Justine Schoeffel, sage-femme

"La semaine dernière, une dame est arrivée pour accoucher à la maternité. Son bébé était décédé, elle ne le savait pas. C'est ça aussi notre métier : déposer dans les bras d'une maman un petit être sans vie. Accompagner une mère dans sa douleur, parler, écouter. Sans compter nos heures parce que l'humain passe avant tout, avant l'horloge. Voilà c'est ça le problème, nous sommes trop gentilles, trop empathiques." 

Une étude réalisée par le CNSF (collège national des sages-femmes de France) révèle que plus de 40% des cliniciennes salariées, 31% des cliniciennes libérales et 37,5% des enseignantes sont victimes de burn-out. "Le conflit vie privée/vie personnelle important est l’un des principaux facteurs de risque psycho-social aggravant cet état d’épuisement. Cette étude indique que plus de la moitié des sages-femmes effectuent des heures supplémentaires, et que pour une part d’entre elles ces heures ne sont ni rémunérées ni récupérées."

 

Une reconnaissance

Le problème c'est aussi que le travail de la sage-femme n'est pas reconnu. Pas reconnu à sa juste valeur. "Même les médecins ignorent toutes les compétences que nous avons. Les soignants nous cantonnent souvent aux salles d'accouchement ... c'est bien mais ça devient lassant. Nous avons aussi envie de voir d'autres horizons."

Niveau salaire, même combat. Une sage-femme tout juste diplômée gagnera en moyenne 1650 euros net par mois. Justine, avec ses dix ans de métier, 2100. "Le code de la santé publique nous reconnait depuis 2014 comme profession médicale, prescripteur et responsable de nos actes médicaux. Certes. Mais nos grilles salariales, elles, sont calquées sur celles du paramédical et non du médical. Le Segur de la santé n'y a rien changé. Nous demandons un changement de grille, une revalorisation de nos salaires." 

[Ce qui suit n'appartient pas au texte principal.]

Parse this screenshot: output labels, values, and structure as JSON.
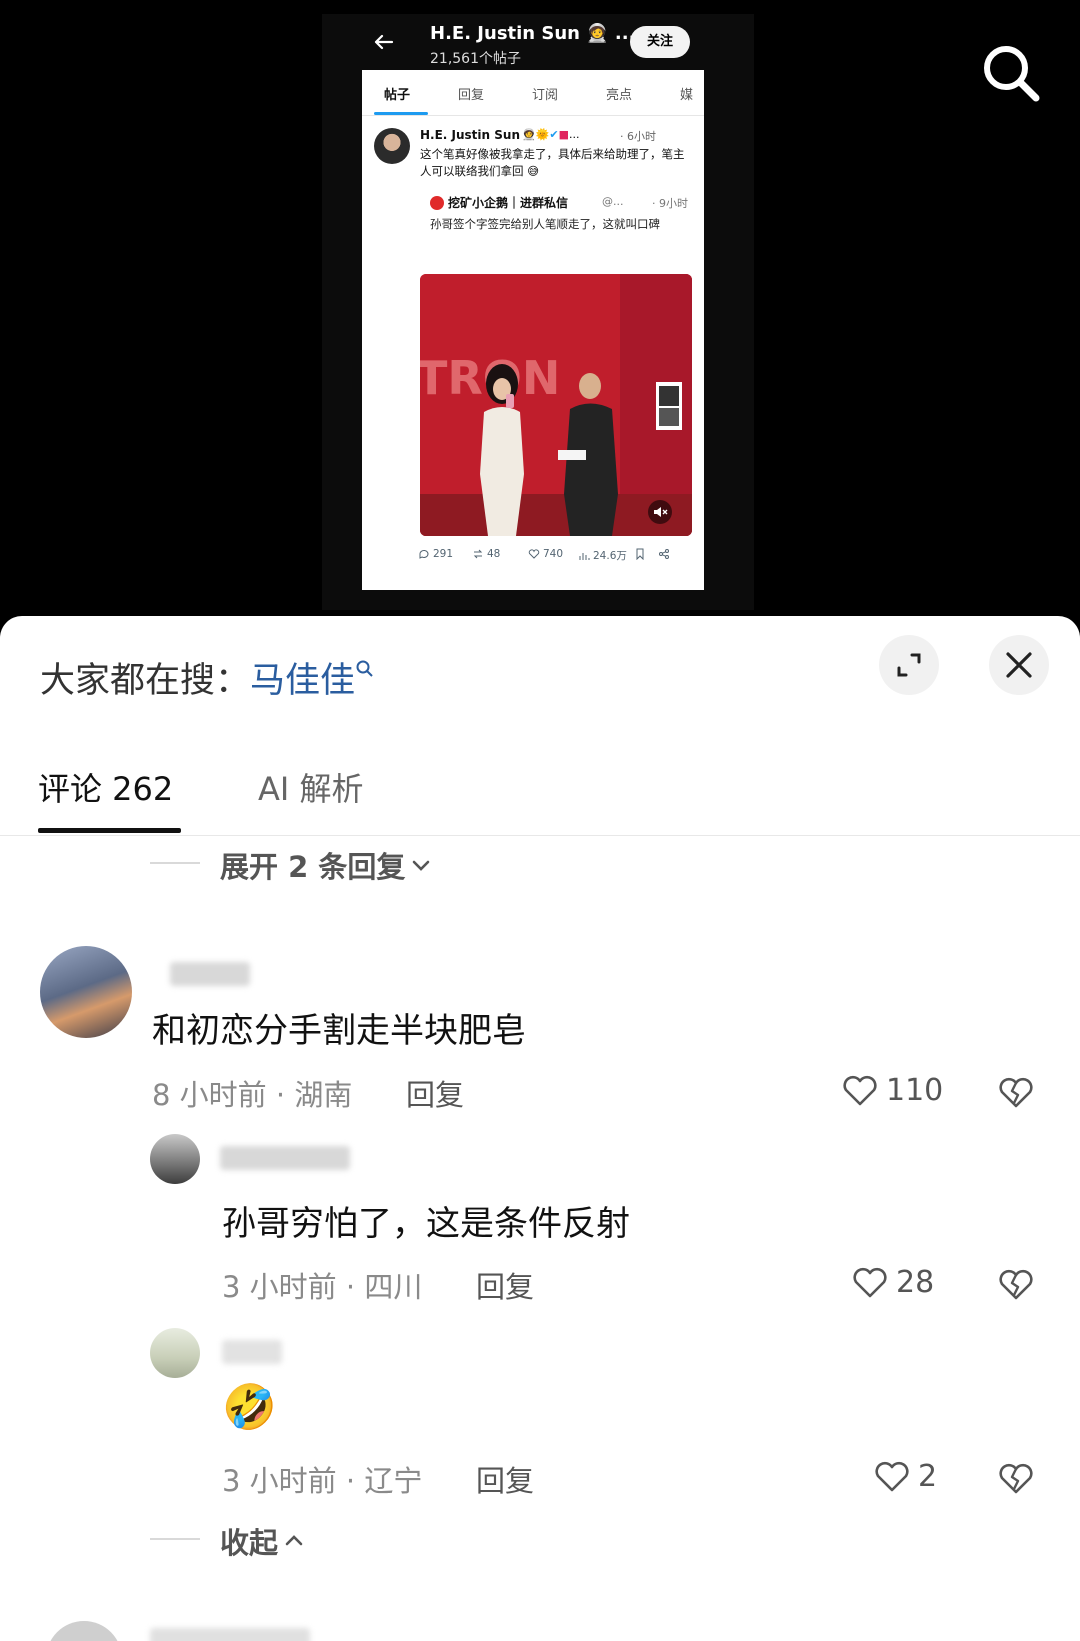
{
  "embed": {
    "profile_name": "H.E. Justin Sun 🧑‍🚀 ...",
    "post_count": "21,561个帖子",
    "follow_label": "关注",
    "tabs": [
      "帖子",
      "回复",
      "订阅",
      "亮点",
      "媒"
    ],
    "post": {
      "author": "H.E. Justin Sun",
      "time": "· 6小时",
      "text": "这个笔真好像被我拿走了，具体后来给助理了，笔主人可以联络我们拿回 😅",
      "quote": {
        "author": "挖矿小企鹅｜进群私信",
        "handle": "@...",
        "time": "· 9小时",
        "text": "孙哥签个字签完给别人笔顺走了，这就叫口碑"
      },
      "image_sign": "TRON",
      "actions": {
        "comments": "291",
        "reposts": "48",
        "likes": "740",
        "views": "24.6万"
      }
    }
  },
  "sheet": {
    "hot_search_prefix": "大家都在搜：",
    "hot_search_keyword": "马佳佳",
    "tabs": {
      "comments": "评论 262",
      "ai": "AI 解析"
    },
    "expand_replies": "展开 2 条回复",
    "collapse": "收起",
    "comments": [
      {
        "text": "和初恋分手割走半块肥皂",
        "meta": "8 小时前 · 湖南",
        "reply": "回复",
        "likes": "110"
      },
      {
        "text": "孙哥穷怕了，这是条件反射",
        "meta": "3 小时前 · 四川",
        "reply": "回复",
        "likes": "28"
      },
      {
        "text": "",
        "emoji": "🤣",
        "meta": "3 小时前 · 辽宁",
        "reply": "回复",
        "likes": "2"
      }
    ]
  }
}
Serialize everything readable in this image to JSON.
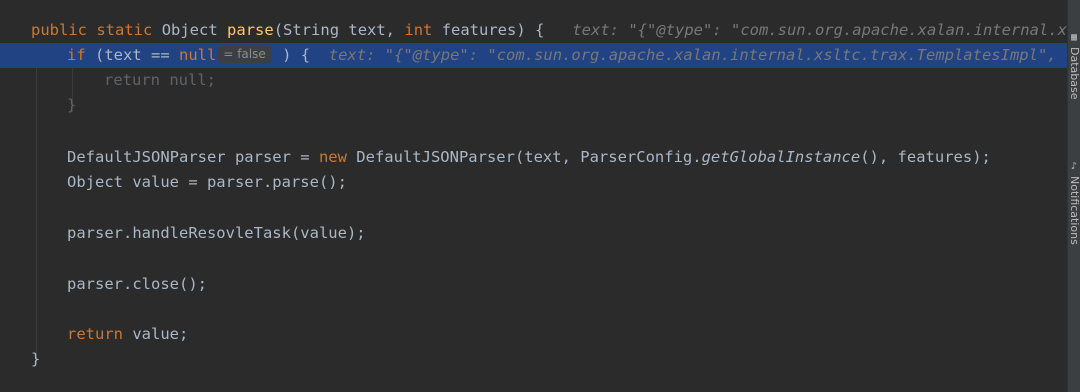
{
  "code": {
    "line1": {
      "kw_public": "public",
      "kw_static": "static",
      "type_object": "Object",
      "method_name": "parse",
      "params_open": "(String text, ",
      "kw_int": "int",
      "params_close": " features) {",
      "debug_hint": "text: \"{\"@type\": \"com.sun.org.apache.xalan.internal.xs"
    },
    "line2": {
      "kw_if": "if",
      "cond": " (text == ",
      "kw_null": "null",
      "inlay_value": "= false",
      "brace": " ) {",
      "debug_hint": "text: \"{\"@type\": \"com.sun.org.apache.xalan.internal.xsltc.trax.TemplatesImpl\","
    },
    "line3": {
      "kw_return": "return",
      "rest": " null;"
    },
    "line4": {
      "text": "}"
    },
    "line6": {
      "start": "DefaultJSONParser parser = ",
      "kw_new": "new",
      "mid": " DefaultJSONParser(text, ParserConfig.",
      "italic_call": "getGlobalInstance",
      "end": "(), features);"
    },
    "line7": {
      "text": "Object value = parser.parse();"
    },
    "line9": {
      "text": "parser.handleResovleTask(value);"
    },
    "line11": {
      "text": "parser.close();"
    },
    "line13": {
      "kw_return": "return",
      "rest": " value;"
    },
    "line14": {
      "text": "}"
    }
  },
  "right_toolbar": {
    "database_label": "Database",
    "database_icon": "database-icon",
    "notifications_label": "Notifications",
    "notifications_icon": "bell-icon"
  },
  "colors": {
    "background": "#2b2b2b",
    "highlight": "#214283",
    "keyword": "#cc7832",
    "method": "#ffc66d",
    "text": "#a9b7c6",
    "hint": "#787878"
  }
}
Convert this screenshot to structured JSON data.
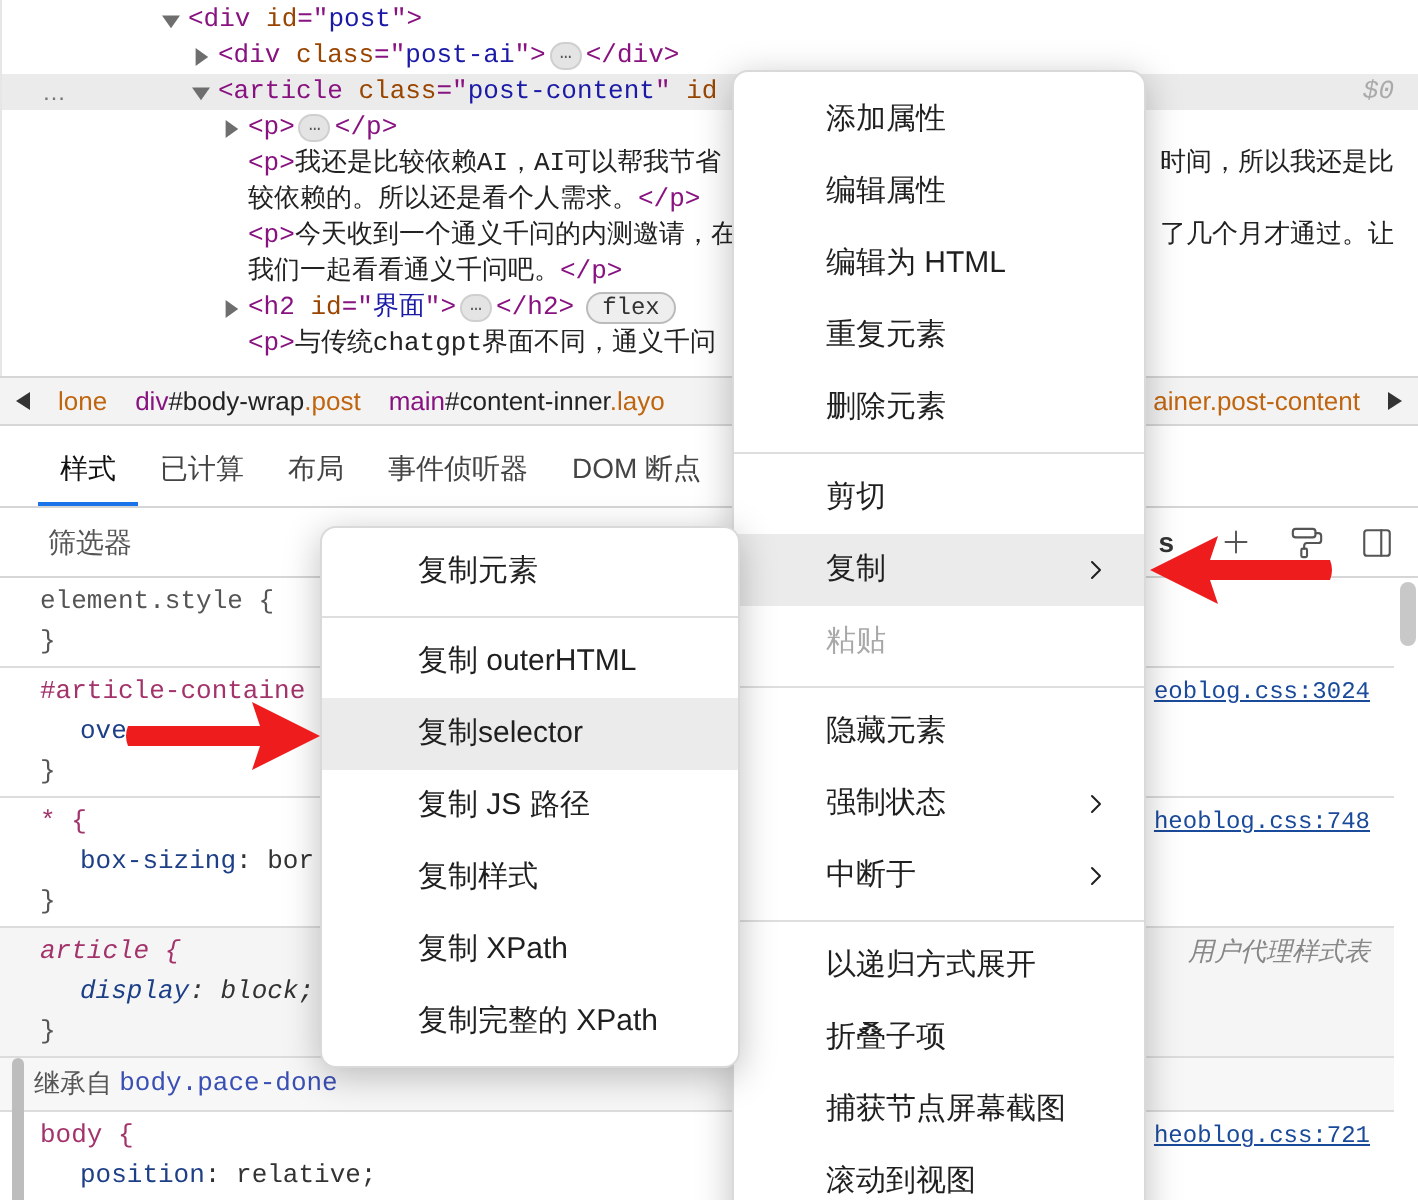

Le code de la santé publique nous reconnait comme profession médicale mais nos grilles salariales, elles, sont calquées sur celles du paramédical

Justine Schoeffel, sage-femme

D'autant que nous l'avons dit, les heures supplémentaires ne sont pas toujours rémunérées : "Nous sommes trop gentilles, beaucoup d'entre nous n'ont pas envie de tomber dans une logique comptable". Et les heures de nuit trop peu rémunérées : 9 euros. 1,08 euros de plus que de jour. "C'est une farce". 

D'autre part, les conditions de travail se dégradent dans cette spirale désormais bien connue de la technocratisation de l'hôpital. "Tout doit être rentabilisé : les petites maternités ferment mais on n'embauche pas plus dans les plus grandes. Résultat mathématique, les sages-femmes ont plus de patientes à gérer passant d'un box à l'autre perdant de plus en plus contact avec les femmes faute de temps. Et si vous ajoutez à cela le temps qu'il faut désormais pour remplir les dossiers administratifs, là on en oublie ce qui fait notre métier : les mères. En maltraitant les sages-femmes, on maltraite les femmes."

En maltraitant les sages-femmes, on maltraite les femmes

Justine Schoeffel, sage-femme

Justine a fait grève aujourd'hui. Comme toutes ses collègues du centre hospitalier de Haguenau. 38 sages-femmes. 38 femmes qui ont la sagesse de dire non. Jusqu'à quand ? " Nous sommes beaucoup à nous dire que nous n'allons pas faire ça, comme ça, toute notre vie. Moi, pour l'instant, j'ai choisi une autre voie : le combat syndical, je suis syndiquée à la CFDT depuis dix ans et à l'ONSFF (Organisation nationale des sages-femmes de France) depuis six. Ça m'aide à me sentir utile, à trouver du sens." Au printemps, Justine ira à Paris, à la table des négociations du Ségur de la santé. Sous une bannière orange et non pas rose. Celle de la CFDT.